うおなてれぴんの単行本が出てるよ、って風の噂に教えていただきまして、そ、それはやっぱり買うしかっ! と思って買ってきました。新作と思っていたら、2004年から2006年にかけて連載されていた漫画で、危なくお蔵入りしそうだったところを単行本化されたってところなのでしょうか。いや、だとすればよかった。思わず表紙に引かれて買った『しすこれ』以来、妙にこの人のことは嫌いじゃない感じで、そうしたら購読している四コマ誌にいらっしゃって、変わらぬ芸風になんか嬉しくなったりしたわけですが、いつか単行本が出たら嬉しいなあなんて思っていたら、私の知らなかった漫画が単行本化されました。タイトルは『魔法使いしかっ!!』。魔力の源である星のかけらを巡って繰り広げられる、魔法少女たちの戦いの模様を描いた漫画です。
地上三十階書店にいけば、結構な冊数が入荷していて、平積み。やあこれは嬉しいと手に取って、しかしこの表紙の醸す雰囲気はなんだか意外な感じでありました。ぱりっとメリハリの利いてキャッチーな、なんかすごく普通の漫画っぽいのですよ。こんなことをいうと『しすこれ』や『まん研』が普通じゃないみたいですが、もちろんそんなことをいいたいわけではなくて、ある種のフェティシズム的傾きのある作風が、見事なまでに隠蔽されていて、もしかしたら中身もそうなのか!? とわくわくしながら開いたら、やっぱり作風は変わらずでありました。がっかりはしていない!

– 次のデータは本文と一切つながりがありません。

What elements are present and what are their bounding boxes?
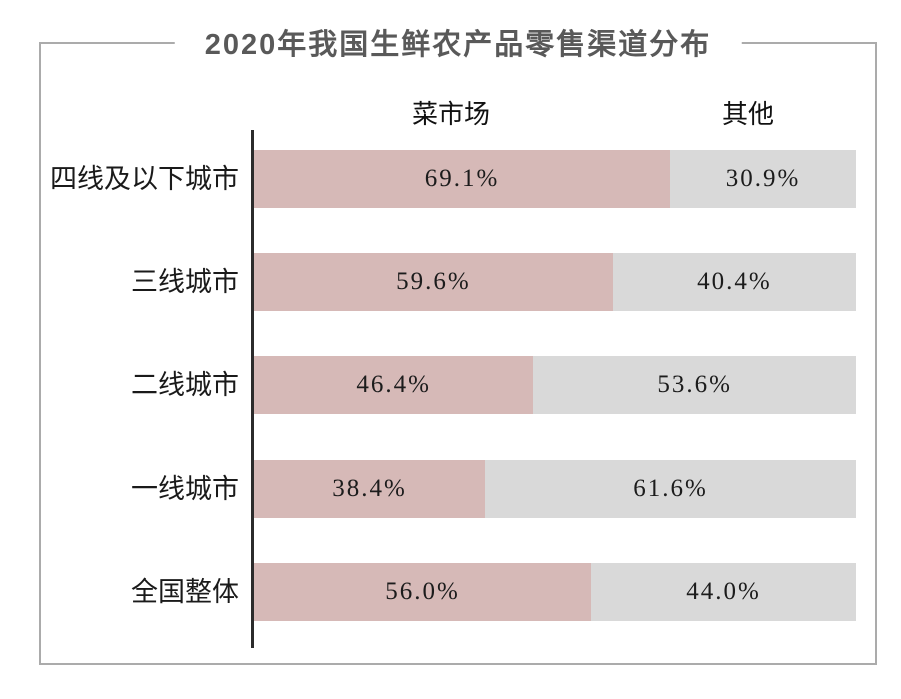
- other-value-label: 53.6%: [657, 371, 732, 398]
- market-value-label: 69.1%: [424, 165, 500, 192]
- legend-label-other: 其他: [721, 100, 775, 129]
- market-value-label: 46.4%: [356, 371, 431, 398]
- stacked-bar: 56.0% 44.0%: [254, 563, 856, 621]
- chart-title: 2020年我国生鲜农产品零售渠道分布: [174, 21, 742, 63]
- category-label: 二线城市: [131, 370, 239, 400]
- other-value-label: 30.9%: [725, 165, 801, 192]
- market-value-label: 59.6%: [396, 268, 471, 295]
- market-value-label: 56.0%: [385, 578, 460, 605]
- bar-segment-market: 56.0%: [254, 563, 592, 621]
- category-label: 一线城市: [131, 474, 239, 504]
- bar-row-tier1: 一线城市 38.4% 61.6%: [39, 460, 856, 518]
- y-axis-line: [251, 130, 254, 648]
- legend-label-market: 菜市场: [411, 100, 491, 129]
- category-label: 三线城市: [131, 267, 239, 297]
- bar-segment-other: 40.4%: [612, 253, 856, 311]
- market-value-label: 38.4%: [332, 475, 407, 502]
- stacked-bar: 46.4% 53.6%: [254, 356, 856, 414]
- bar-segment-market: 38.4%: [254, 460, 486, 518]
- bar-segment-market: 69.1%: [254, 150, 670, 208]
- category-label: 四线及以下城市: [50, 164, 239, 194]
- bar-segment-other: 61.6%: [485, 460, 856, 518]
- other-value-label: 40.4%: [697, 268, 772, 295]
- bar-row-national: 全国整体 56.0% 44.0%: [39, 563, 856, 621]
- bar-row-tier3: 三线城市 59.6% 40.4%: [39, 253, 856, 311]
- category-label: 全国整体: [131, 577, 239, 607]
- bar-row-tier2: 二线城市 46.4% 53.6%: [39, 356, 856, 414]
- stacked-bar: 59.6% 40.4%: [254, 253, 856, 311]
- stacked-bar: 69.1% 30.9%: [254, 150, 856, 208]
- other-value-label: 61.6%: [633, 475, 708, 502]
- bar-segment-other: 30.9%: [669, 150, 856, 208]
- bar-row-tier4: 四线及以下城市 69.1% 30.9%: [39, 150, 856, 208]
- bar-segment-market: 59.6%: [254, 253, 613, 311]
- bar-segment-other: 44.0%: [591, 563, 856, 621]
- other-value-label: 44.0%: [686, 578, 761, 605]
- bar-segment-other: 53.6%: [533, 356, 856, 414]
- stacked-bar: 38.4% 61.6%: [254, 460, 856, 518]
- bar-segment-market: 46.4%: [254, 356, 534, 414]
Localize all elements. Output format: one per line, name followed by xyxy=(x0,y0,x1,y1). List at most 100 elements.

この人の作風っていったらなんなんだろう。すごくマイペースと感じられるところ。コスプレ色が強いところ。裸とかそれに近い状況が、結構な割合で出てくるんだけど、なんでかあんまりエロくないところ。これらがごちゃっと混ざり合って、独特のゆったりとしたテンションを出しているところ、なんだと思います。その、ゆったりのんびりのテンション、多分私はそれが好きなんだと思うんです。登場人物みんなが割合に好き勝手しているせいもあって、あんまり話がきりきり前に進まない。停滞気味の面白さ。けどそんなでもしっかり話は展開していくという不思議。実際、『魔法使いしかっ!!』もそんな感じでした。星のかけら争奪戦、ヒロインみうの持つ星のかけらを狙ってくるライバルたちを倒し、星のかけらゲットだぜ! 時にシリアスな表情を見せつつも、マイペースな突っ込みはかかさないから、緊張と弛緩の振れが交互に訪れて — 、いやどちらかといえば弛緩寄りかも。でも魔法少女たちの対決は面白かった。なんだかよくわからないのりで勝つという、脱力落ちとでもいったらいいの? そういうのもあったけど、策略巡らせているものも多くって、しっかりしてる! 結構な満足感の得られる、いい漫画だったと思います。
けど、やっぱりこの人の作風は健在だから、ええと、マイペースの方じゃなくて、コスプレの方。魔法少女戦のルールは、負けるとその人の考える恥ずかしい姿になるというものだから、裸になったりコスプレになったり、けどなかには切なくなるようなものもあって、なんか妙に襟を正すような思いになったんだけど、結局ハッピーな方向に向かうのがこの人のいいところだと思います。そういえば、この漫画、勝っても負けても、特に仕合せになるでなく、ましてや不幸になるでなく、皆で楽しく魔法少女戦を戦い抜きましたっていうあっけらかんとした明るさが最後に残ったのはさすがだなあ。
いつもながらの持ち味崩さず、盛り上がりもあり、後味はすっきりとして晴れやか。その朗らかさがいいじゃありませんか。明るく倒錯。大変よかったと思います。
- うおなてれぴん『魔法使いしかっ!!』(バーズコミックス) 東京:幻冬舎コミックス,2007年。